Option to run the function on a single vs multiple sites

  • single: run the function for a single site

  • multi: run the function for multiple sites

anomaly_or_exploratory

Option to conduct an exploratory or anomaly detection analysis. Exploratory analyses give a high level summary of the data to examine the fact representation within the cohort.

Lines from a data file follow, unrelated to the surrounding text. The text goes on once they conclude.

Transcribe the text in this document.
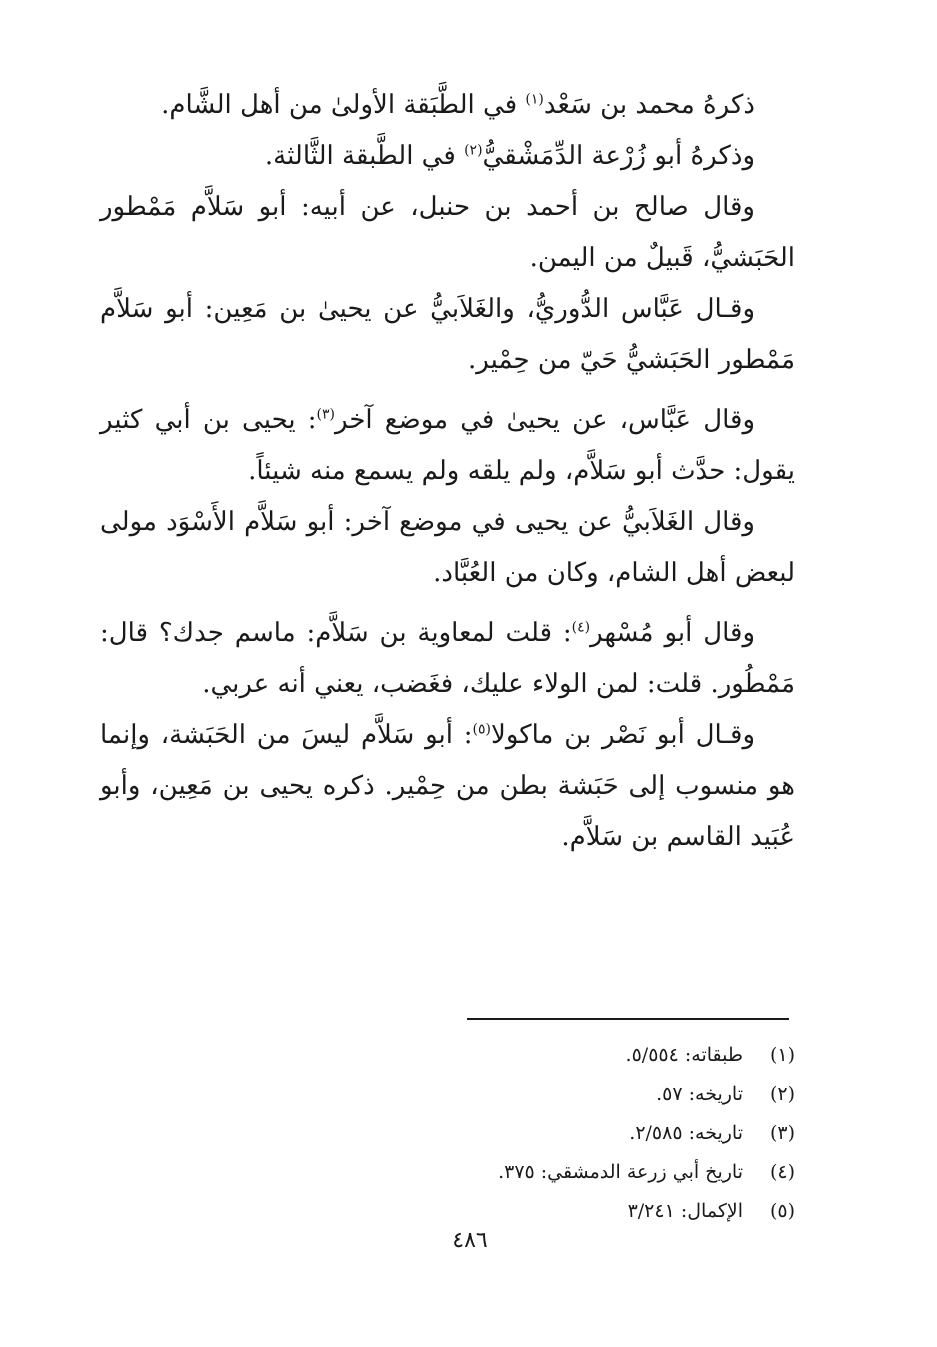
ذكرهُ محمد بن سَعْد$^{(١)}$ في الطَّبَقة الأولىٰ من أهل الشَّام.

وذكرهُ أبو زُرْعة الدِّمَشْقيُّ$^{(٢)}$ في الطَّبقة الثَّالثة.

وقال صالح بن أحمد بن حنبل، عن أبيه: أبو سَلاَّم مَمْطور الحَبَشيُّ، قَبيلٌ من اليمن.

وقـال عَبَّاس الدُّوريُّ، والغَلاَبيُّ عن يحيىٰ بن مَعِين: أبو سَلاَّم مَمْطور الحَبَشيُّ حَيّ من حِمْير.

وقال عَبَّاس، عن يحيىٰ في موضع آخر$^{(٣)}$: يحيى بن أبي كثير يقول: حدَّث أبو سَلاَّم، ولم يلقه ولم يسمع منه شيئاً.

وقال الغَلاَبيُّ عن يحيى في موضع آخر: أبو سَلاَّم الأَسْوَد مولى لبعض أهل الشام، وكان من العُبَّاد.

وقال أبو مُسْهر$^{(٤)}$: قلت لمعاوية بن سَلاَّم: ماسم جدك؟ قال: مَمْطُور. قلت: لمن الولاء عليك، فغَضب، يعني أنه عربي.

وقـال أبو نَصْر بن ماكولا$^{(٥)}$: أبو سَلاَّم ليسَ من الحَبَشة، وإنما هو منسوب إلى حَبَشة بطن من حِمْير. ذكره يحيى بن مَعِين، وأبو عُبَيد القاسم بن سَلاَّم.

(١)
طبقاته: ٥/٥٥٤.
(٢)
تاريخه: ٥٧.
(٣)
تاريخه: ٢/٥٨٥.
(٤)
تاريخ أبي زرعة الدمشقي: ٣٧٥.
(٥)
الإكمال: ٣/٢٤١
٤٨٦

Anomaly detection analyses are specialized to identify outliers within the cohort.

num_concept_combined

when multi_or_single_site = single and anomaly_or_exploratory = anomaly, this argument is a boolean that will ensure that concept1 and concept2 meet some minimal threshold for including in the jaccard index if TRUE, then both conditions for num_concept_1 and num_concept_2 should be met; if FALSE then just one condition needs to be met.

num_concept_1

when multi_or_single_site = single and anomaly_or_exploratory = anomaly, this argument is an integer and requires a minimum number of times that the first concept appears in the dataset

num_concept_2

when multi_or_single_site = single and anomaly_or_exploratory = anomaly, this argument is an integer and requires a minimum number of times that the second concept appears in the dataset

p_value

the p value to be used as a threshold in the multi-site anomaly detection analysis

age_groups

If you would like to stratify the results by age group, create a table or CSV file with the following columns and include it as the age_groups function parameter:

  • min_age: the minimum age for the group (i.e. 10)

  • max_age: the maximum age for the group (i.e. 20)

  • group: a string label for the group (i.e. 10-20, Young Adult, etc.)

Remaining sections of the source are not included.